Cole Adam Reilly completed their Master’s in Computer Science at the University of Massachusetts Amherst in 2021, where they now teach. In between semesters, they work at a number of excavations designing systems to visualise arguments and benefit the archaeological process.
Julian Rohrhuber works in an interdisciplinary field of media theory that combines philosophy, informatics, anthropology and art. His current research is on abstract objects, algorithmic acoustics and fieldwork in philosophy. As a professor at the Robert Schumann Hochschule in Düsseldorf, he develops art as a form of theory as well as teaching as a mode of research. As a programmer, he devises open source systems for experimental programming and electronic music. His recent publications are concerned with topics like patents and algorithms, the history of programming and mathematics, art theory, sonification and documentary film. Recent texts concern theories of time and the citizenship of abstract entities.
Kalliope Sarri is an archaeologist specialising in the prehistory of the Aegean. She studied history, archaeology and art history at the University of Athens and at the Institute of Prehistory and Early History at the University of Heidelberg. She is particularly interested in social organisation, burial customs and the development of ancient ceramic and textile technologies. She participates in research programmes on related topics and is co-organiser of activities in the field of experimental archaeology.

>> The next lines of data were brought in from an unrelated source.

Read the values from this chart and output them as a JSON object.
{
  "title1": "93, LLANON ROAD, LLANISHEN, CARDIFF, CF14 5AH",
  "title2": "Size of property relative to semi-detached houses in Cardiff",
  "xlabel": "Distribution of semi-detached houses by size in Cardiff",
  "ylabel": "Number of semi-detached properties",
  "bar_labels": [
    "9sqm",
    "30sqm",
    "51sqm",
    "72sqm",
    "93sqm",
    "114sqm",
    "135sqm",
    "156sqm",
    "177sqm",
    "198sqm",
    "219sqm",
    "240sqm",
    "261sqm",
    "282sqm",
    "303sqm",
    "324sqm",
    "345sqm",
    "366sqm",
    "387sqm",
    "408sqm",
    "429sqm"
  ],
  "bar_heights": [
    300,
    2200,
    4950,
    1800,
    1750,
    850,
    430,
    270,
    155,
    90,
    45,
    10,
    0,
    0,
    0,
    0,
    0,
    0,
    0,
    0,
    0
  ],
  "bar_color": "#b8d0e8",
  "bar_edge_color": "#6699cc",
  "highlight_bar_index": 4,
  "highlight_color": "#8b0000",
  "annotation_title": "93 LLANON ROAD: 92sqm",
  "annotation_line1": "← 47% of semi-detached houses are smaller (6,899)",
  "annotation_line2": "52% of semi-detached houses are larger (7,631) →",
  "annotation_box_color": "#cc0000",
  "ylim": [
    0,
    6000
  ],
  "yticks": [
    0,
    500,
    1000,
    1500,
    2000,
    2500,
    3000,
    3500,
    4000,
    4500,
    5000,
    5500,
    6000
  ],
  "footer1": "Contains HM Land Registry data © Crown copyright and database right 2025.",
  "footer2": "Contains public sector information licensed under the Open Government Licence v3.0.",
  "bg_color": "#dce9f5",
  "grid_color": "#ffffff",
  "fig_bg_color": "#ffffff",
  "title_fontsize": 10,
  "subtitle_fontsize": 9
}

Anthony Tuck is Professor and Chair of the Department of Classics at the University of Massachusetts, Amherst. He serves as the Director of Excavations at the archaeological site of Poggio Civitate (Murlo), an Etruscan settlement located in central Tuscany. His work spans a range of issues arising from the site, including problems related to emergent aristocracy, the archaeology of narrative, and a consideration of manufacturing and production’s relationship to identity.